Gen Z's favourite app TikTok's biggest sin right now seems to be being owned by a Chinese company. After Joe Biden banned the app for federal employees in the US, Canada also followed suit. In the latest, Denmark's parliament has "urged" politicians and staff to delete TikTok from their phones.
The US, Canada, and the Danish parliament all have concerns over the national security threat posed by a short video-making social media platform owned by a Chinese company.
Which company? ByteDance. But it's not exclusive to the company; it's only exclusive to the nation it comes from. It's the China spying threat thing.
Yes, TikTok has come into sharper focus after the whole balloon incident in North America.
Sounds like a boomer overreacting? Nah, the issues are more complex than the older generation being suspicious of a young trend.
- TikTok is suspected to be harvesting the data of its users and handing it over to the Chinese Communist Party.
- There's evidence that American TikTok users data was "repeatedly accessed" in China, according to a Buzzfeed report in June 2022.
Everything is seen in China.
- Buzzfeed quoted a member of TikTok's Trust and Safety department
If there are so many concerns around TikTok, then why are the Western governments tiptoeing around banning the app? India, on the hand, did not need an extensive debate on the subject to ban TikTok.
The BAN in India
- If you remember, India banned TikTok in 2020 after the Galwan valley clash. TikTok was among hundreds of other Chinese apps that were banned.
- The Indian government cited national security concerns for banning the apps.
- There was no debate leading up to the ban. There was no major political backlash over the 2020 ban and nobody seems to be missing the app.
- Creators have since moved to alternative platforms.
- However, it needs to be noted that TikTok was banned in India in 2019 for two weeks over concerns that it was exposing young users to pornographic content and sexual predators.
Why is India's example important?
- For long, it was debated whether India set a precedent for other democracies to ban TikTok, for national security concerns that everyone seems to be mentioning.
- But the issue came back to square one. Should TikTok be banned or not?
The US conundrum
- In 2020, Donald Trump banned TikTok in the US. Then Biden came and revoked the ban.
- Now, the Biden administration has banned TikTok for federal employees. And there's a debate about whether it should be banned nationwide.
- However, the question posing a nationwide ban is a lack of evidence. A lack of evidence that the user data gathered is indeed being used by the Chinese Communist Party for espionage.
- While in India, nobody complained extensively about the ban, at least not politically. In the US, critics are concerned whether it would give the government too much power to "censor" social media platforms.
- The American Civil Liberties Union (ACLU) had urged Congress not to ban TikTok, saying it would violate the free speech rights of millions of Americans.
- In other words, there's concern that the government can use the TikTok ban as a precedent to ban other platforms citing national security concerns while not giving evidence.
Is TikTok too big to be banned in the US?
- Currently, the US user base remains TikTok's largest overseas market. In China, ByteDance operates Douyin, a TikTok-like app.
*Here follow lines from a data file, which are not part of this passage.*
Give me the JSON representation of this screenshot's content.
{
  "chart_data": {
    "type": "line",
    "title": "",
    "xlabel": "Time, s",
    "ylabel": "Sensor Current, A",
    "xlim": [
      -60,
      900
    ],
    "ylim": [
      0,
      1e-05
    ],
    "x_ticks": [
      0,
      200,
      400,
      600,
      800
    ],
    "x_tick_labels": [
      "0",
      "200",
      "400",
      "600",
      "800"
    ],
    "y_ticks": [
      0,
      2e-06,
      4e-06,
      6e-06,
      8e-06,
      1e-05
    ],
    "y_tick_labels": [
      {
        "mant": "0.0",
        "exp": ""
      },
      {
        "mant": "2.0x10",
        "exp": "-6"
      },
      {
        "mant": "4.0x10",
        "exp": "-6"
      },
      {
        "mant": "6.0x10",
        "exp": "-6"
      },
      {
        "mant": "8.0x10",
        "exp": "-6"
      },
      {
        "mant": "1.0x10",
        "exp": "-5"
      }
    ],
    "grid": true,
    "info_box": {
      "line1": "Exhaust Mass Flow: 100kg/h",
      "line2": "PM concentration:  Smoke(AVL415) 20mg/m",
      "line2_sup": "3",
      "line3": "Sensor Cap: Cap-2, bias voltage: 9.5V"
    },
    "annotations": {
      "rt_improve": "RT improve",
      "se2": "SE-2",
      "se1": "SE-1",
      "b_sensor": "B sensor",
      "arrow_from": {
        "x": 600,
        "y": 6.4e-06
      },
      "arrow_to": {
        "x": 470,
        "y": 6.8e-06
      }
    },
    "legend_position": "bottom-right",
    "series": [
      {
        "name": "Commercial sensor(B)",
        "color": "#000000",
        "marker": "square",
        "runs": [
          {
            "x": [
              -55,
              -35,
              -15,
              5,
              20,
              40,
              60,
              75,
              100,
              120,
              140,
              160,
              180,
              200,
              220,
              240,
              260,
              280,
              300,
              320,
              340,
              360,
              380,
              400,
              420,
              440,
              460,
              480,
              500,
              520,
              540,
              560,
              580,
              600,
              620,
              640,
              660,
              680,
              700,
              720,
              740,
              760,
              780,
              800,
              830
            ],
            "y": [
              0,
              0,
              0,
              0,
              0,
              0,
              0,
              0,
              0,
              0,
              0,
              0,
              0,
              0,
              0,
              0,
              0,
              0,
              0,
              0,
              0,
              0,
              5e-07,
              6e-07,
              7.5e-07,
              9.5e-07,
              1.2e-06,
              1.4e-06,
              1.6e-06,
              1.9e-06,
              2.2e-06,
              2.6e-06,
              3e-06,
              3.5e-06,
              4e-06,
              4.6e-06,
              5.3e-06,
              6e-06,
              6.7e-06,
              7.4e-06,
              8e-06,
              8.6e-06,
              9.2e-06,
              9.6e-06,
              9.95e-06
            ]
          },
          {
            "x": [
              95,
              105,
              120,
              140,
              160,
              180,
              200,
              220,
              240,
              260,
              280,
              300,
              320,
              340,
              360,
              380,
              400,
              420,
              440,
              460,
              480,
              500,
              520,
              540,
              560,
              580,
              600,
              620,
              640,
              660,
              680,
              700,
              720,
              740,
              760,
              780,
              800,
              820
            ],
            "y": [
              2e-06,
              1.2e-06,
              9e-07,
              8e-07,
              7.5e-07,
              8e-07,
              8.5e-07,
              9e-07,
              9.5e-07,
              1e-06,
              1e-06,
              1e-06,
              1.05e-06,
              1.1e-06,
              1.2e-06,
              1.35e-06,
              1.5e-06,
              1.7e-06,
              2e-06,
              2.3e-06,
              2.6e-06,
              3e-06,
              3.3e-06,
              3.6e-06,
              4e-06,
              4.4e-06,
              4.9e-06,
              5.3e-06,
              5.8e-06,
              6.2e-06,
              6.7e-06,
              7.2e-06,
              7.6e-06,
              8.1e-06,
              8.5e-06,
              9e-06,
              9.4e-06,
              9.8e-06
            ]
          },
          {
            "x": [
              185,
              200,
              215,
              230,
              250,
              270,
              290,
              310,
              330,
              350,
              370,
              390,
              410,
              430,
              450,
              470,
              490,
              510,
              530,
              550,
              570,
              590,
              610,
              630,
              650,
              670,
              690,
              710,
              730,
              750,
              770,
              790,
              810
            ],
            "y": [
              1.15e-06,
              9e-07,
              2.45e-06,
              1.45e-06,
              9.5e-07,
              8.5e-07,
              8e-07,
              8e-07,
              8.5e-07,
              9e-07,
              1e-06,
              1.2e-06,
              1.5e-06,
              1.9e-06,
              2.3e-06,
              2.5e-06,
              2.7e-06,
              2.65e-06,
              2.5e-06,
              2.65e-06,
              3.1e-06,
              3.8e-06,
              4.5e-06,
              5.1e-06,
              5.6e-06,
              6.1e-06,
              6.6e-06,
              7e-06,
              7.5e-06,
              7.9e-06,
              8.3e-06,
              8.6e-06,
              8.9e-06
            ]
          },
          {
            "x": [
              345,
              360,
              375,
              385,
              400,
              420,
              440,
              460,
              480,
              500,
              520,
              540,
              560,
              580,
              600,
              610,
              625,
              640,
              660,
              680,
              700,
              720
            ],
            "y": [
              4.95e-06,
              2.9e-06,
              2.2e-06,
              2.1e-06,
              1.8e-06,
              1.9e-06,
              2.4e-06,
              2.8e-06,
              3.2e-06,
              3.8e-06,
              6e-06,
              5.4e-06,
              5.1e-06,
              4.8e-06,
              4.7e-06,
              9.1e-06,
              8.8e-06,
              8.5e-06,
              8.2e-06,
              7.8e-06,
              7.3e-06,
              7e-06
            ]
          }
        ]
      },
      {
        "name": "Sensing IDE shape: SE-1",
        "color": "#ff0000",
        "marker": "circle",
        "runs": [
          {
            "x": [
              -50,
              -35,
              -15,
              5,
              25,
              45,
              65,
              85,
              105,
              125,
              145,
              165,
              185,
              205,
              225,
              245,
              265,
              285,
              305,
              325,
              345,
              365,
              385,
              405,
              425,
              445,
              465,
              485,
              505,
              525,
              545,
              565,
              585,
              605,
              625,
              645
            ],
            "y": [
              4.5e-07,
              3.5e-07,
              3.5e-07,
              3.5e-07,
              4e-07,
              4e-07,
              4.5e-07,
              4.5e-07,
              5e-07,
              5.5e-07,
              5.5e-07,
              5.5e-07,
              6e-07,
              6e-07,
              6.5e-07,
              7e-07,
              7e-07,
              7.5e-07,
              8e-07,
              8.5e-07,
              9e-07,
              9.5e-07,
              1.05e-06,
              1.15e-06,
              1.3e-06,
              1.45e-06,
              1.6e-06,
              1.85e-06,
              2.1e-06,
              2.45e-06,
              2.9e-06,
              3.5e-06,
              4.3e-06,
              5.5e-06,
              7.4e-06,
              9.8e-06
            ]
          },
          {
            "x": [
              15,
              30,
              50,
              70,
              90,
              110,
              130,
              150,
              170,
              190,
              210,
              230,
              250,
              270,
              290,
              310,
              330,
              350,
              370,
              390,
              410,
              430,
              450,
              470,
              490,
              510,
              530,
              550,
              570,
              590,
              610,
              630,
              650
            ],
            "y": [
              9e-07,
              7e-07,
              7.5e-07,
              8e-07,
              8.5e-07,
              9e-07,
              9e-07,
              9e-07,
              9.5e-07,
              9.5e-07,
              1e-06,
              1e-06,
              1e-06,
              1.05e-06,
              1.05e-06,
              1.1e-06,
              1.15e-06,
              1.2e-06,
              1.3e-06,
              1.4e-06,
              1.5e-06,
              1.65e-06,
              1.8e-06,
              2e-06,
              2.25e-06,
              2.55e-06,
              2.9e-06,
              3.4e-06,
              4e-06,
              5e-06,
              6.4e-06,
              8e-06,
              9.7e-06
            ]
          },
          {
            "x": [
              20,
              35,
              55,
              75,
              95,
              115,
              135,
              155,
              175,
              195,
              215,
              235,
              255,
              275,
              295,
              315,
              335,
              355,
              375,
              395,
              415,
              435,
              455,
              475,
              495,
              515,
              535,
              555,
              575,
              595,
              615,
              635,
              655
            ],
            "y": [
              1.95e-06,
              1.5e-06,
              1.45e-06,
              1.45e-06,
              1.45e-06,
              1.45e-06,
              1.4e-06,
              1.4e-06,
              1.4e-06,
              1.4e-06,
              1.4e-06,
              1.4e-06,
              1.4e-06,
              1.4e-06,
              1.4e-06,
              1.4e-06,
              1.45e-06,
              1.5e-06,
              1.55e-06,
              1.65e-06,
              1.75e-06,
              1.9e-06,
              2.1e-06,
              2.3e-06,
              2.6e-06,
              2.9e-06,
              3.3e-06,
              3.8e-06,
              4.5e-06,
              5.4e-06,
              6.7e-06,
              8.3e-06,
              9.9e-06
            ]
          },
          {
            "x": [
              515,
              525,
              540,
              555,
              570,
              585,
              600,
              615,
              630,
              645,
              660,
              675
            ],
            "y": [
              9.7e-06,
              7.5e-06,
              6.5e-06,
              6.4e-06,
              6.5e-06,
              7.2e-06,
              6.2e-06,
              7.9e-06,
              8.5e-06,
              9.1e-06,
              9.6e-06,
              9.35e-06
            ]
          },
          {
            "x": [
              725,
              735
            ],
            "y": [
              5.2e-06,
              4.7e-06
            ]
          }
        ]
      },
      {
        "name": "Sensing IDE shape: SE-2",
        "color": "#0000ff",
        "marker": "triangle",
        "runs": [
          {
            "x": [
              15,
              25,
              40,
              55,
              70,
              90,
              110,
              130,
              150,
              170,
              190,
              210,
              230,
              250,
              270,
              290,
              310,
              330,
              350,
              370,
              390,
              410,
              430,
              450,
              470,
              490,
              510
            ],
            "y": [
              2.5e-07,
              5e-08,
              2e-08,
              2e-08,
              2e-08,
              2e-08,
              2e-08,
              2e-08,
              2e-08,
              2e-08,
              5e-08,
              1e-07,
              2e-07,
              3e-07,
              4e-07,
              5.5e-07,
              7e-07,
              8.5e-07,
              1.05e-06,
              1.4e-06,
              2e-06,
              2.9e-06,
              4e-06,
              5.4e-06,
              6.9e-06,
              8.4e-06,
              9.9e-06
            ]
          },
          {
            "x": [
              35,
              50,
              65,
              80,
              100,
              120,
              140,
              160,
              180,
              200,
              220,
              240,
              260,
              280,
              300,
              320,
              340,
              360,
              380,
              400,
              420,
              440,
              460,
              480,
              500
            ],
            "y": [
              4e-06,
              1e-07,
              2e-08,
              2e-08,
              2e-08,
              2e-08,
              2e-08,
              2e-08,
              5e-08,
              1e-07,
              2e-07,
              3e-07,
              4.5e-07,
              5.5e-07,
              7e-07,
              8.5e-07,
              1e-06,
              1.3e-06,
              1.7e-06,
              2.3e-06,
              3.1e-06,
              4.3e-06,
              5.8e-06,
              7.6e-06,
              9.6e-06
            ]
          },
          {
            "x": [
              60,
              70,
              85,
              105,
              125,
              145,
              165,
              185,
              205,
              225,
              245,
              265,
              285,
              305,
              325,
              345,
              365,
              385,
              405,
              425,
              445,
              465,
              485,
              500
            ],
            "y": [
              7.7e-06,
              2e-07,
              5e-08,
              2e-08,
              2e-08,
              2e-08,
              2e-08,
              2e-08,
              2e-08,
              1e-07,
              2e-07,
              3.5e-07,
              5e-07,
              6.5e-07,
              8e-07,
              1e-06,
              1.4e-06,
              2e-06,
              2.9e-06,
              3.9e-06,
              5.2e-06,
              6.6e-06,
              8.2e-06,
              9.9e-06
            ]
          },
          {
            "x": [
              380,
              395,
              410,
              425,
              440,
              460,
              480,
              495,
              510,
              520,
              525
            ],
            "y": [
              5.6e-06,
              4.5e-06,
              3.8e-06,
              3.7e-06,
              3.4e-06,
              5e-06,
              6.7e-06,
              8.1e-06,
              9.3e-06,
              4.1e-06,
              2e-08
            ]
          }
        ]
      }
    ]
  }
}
- TikTok has frequently clarified that it is ready to abide by the rules in the US and even shift US user data from Chinese servers to domestic servers, without access to ByteDance or in China.
It's troubling that rather than encouraging the administration to conclude its national security review of TikTok, some members of Congress have decided to push for a politically-motivated ban that will do nothing to advance the national security of the United States.
- TikTok spokesperson
- Other than teenagers dancing to trending music, the app is used by small business owners and even politicians for campaigning and it has proved successful for the users too.
- But India was TikTok's largest user base before the ban, with much more users than the current American users. That did not stop New Delhi from banning the app.
- As for other American tech giants, Meta CEO Mark Zuckerberg has sent mixed responses, advocating for more aggressive action while calling a total ban “a really bad long-term precedent”.
- A TikTok ban in the US will definitely be beneficial for Zuckerberg's Instagram as it was in India.
Will there be repercussions?
- China's recent response to the Biden administration's TikTok ban for federal agencies is this:
We firmly oppose those wrong actions... How unsure of itself can the world's top superpower like the US be to fear young people's favourite app like that?
- Mao Ning, Chinese Foreign Ministry Spokesperson
- When India banned TikTok, New Delhi and Beijing's relations were already on the rocks given the Galwan military flashpoint. In the face of the Galwan clash, the TikTok ban was nothing.
- As for the US, Washington doesn't have a Galwan clash-like flashpoint yet to not bother about the pros and cons of banning TikTok.
- The balloon incident seems only enough to heighten scrutiny over TikTok.
But does the West need a bigger clash with China to oust TikTok? Even if it did, would it solve national security concerns? Brookings, a think tank, says TikTok's connection with China is far from the anomaly given how several American firms have a presence in China.